"I'd love to," Obama said.
Woods detailed the brief conversation the two men had on his Web site Wednesday. That talk took place on the steps of the Lincoln Memorial two days before Obama's inauguration. Woods was one of the many celebrities who addressed the crowd and spoke warmly of his father's military service and of others who wear the uniform.
Woods has been criticized by some for not using his high visibility to advance political causes. That made his appearance at the Lincoln Memorial all the more noteworthy, though he said nothing that would be considered controversial or even supportive of the new president or his policies.
Nonetheless, Woods said he was honored to speak at the ceremony. "I think the thing that impressed me the most about him was the way he carries himself," Woods wrote.
"He has great leadership qualities, and his accomplishment truly embodies what's best about America," he continued. "He represents what we as Americans have in common, not perceived differences.".
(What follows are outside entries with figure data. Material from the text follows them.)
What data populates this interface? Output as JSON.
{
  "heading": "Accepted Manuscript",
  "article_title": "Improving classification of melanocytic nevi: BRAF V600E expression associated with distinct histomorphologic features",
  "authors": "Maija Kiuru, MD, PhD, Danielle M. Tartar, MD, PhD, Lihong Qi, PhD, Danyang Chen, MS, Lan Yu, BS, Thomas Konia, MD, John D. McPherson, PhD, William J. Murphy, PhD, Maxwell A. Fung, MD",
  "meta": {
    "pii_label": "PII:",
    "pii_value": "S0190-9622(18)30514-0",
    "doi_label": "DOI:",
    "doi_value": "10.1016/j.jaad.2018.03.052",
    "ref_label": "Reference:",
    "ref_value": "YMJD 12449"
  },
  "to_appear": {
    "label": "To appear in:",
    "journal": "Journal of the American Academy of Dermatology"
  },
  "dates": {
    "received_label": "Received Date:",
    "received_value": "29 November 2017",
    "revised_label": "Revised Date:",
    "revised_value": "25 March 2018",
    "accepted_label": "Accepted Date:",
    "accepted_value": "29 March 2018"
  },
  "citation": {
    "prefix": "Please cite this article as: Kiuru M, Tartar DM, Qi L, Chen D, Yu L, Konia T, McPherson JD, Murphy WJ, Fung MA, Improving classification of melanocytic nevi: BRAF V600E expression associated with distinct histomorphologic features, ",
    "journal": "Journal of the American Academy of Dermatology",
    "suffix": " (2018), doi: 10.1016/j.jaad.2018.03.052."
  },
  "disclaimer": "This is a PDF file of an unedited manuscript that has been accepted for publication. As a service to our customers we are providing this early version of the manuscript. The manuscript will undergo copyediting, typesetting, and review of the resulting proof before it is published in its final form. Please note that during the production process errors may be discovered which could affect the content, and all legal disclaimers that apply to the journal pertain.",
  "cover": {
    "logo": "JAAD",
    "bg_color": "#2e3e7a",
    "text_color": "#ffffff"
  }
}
As for the impending golf match? Woods says the two men didn't get much time to talk about swing mechanics or favorite courses, but it appears as if a tee time is in their future.
"I did ask him if he wanted to play golf and he said, 'I'd love to.' So we'll make it happen," Woods wrote.
Woods has played only once since last April -- a mesmerizing performance to win the U.S. Open on a damaged knee that was operated on soon afterwards. He says he is unsure of when he will play his next tournament. Obama played several rounds during his Hawaiian vacation last Christmas.